At the end of this chapter I add a note about colonies of Uniates now extinct. The most important of these was at Venice. The most Serene Republic, by her conquests in the Levant, had a great number of Christians of the Byzantine rite under her authority. Ever since the fourth crusade she had interests and possessions in Greek lands. At the fourth crusade (1204) Venice obtained Crete, then the land of Methone and Korone, at the bottom of the Peloponnesus. Soon after she occupied Chalkis in Euboia. By the fifteenth century Venice held, besides these, all Euboia, Kerkyra, and most of the land that is now Dalmatia. In the wars of the seventeenth century she conquered the Peloponnesus. The Peace of Karlowitz (1699) left this to her. The Peace of Passarowitz (1718) restored the Peloponnesus to the Turks, but left Dalmatia with its islands to Venice. The long centuries of Venetian occupation have left a marked impression in these countries. In all the coast towns of Dalmatia Italian is still talked. Kerkyra has a large Catholic-Latin population; there are Latin Catholics in great numbers in many Greek islands.[1] Meanwhile, after the fall of Constantinople (1453) a number of Greek merchants fled to Venice and there formed an established Greek colony.
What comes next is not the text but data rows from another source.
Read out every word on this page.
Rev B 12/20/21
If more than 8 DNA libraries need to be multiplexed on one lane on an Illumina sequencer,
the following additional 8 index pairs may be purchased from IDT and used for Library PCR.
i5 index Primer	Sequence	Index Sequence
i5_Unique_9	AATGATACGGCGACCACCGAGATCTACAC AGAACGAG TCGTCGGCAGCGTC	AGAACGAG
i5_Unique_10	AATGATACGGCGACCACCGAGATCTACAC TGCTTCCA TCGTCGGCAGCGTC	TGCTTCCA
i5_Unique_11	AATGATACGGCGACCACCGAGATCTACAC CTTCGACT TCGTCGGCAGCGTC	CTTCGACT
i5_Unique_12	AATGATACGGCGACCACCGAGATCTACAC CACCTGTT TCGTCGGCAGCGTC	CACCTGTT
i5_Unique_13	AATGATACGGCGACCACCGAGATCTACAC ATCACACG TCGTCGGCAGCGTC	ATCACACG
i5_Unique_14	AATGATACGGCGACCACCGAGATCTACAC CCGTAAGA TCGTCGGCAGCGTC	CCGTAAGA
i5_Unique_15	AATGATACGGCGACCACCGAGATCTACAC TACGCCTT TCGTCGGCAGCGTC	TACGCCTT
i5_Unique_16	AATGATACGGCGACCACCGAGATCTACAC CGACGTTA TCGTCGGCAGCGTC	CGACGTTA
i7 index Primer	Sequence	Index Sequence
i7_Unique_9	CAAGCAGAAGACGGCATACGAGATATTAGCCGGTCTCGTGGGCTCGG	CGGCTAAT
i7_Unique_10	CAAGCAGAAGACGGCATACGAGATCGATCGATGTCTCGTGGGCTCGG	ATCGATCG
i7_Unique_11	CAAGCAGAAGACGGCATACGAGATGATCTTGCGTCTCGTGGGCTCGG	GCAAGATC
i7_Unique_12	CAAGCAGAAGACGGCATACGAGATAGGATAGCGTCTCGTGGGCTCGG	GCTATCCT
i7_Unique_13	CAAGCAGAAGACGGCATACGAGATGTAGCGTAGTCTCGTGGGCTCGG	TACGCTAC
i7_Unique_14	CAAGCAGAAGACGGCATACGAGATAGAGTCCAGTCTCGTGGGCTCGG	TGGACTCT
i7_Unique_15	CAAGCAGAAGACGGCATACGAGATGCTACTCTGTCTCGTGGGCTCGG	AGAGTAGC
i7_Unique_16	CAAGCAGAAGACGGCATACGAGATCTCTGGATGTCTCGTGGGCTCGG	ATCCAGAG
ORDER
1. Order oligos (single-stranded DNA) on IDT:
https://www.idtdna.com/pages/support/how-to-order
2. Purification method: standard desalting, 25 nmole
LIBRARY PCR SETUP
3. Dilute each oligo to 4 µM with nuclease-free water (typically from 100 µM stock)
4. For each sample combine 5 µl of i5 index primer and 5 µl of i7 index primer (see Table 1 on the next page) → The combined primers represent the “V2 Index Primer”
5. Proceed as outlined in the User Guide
Now the policy of the Republic was curiously different with regard to the Greeks in her conquered territories and those at the city itself. In the conquered lands the Government was not tolerant of schism. Latin bishops were set up throughout Dalmatia, Albania, the Peloponnesus. These had authority from the Government to visit the Greek clergy and schools, and to impose on them Catholic professions of faith. They did not make the people Latins, but they did all they could to make them Uniates. Those who would not accept union with Rome were punished severely. Large numbers were sent to the galleys; others managed to flee to Trieste or to other Italian cities, where Venice had no power.[2] There was, indeed, a regular persecution of the Orthodox by the Venetian Government in its Levantine colonies; a fact that is the more curious since the Government itself was constantly in a state of interdict. The meaning of this policy is, of course, obvious. It was to

  1. Notably in Syra and Tenos.
  2. J. M. Schröckh, "Christliche Kirchengeschichte" (Leipzig, 1804-1812), Theil. ix, pp. 43-52, and Diomede Kyriakos, Ἐκκλησιαστικὴ Ἱστορία (Athens, 1898), iii, 118-123, give lurid accounts of this persecution.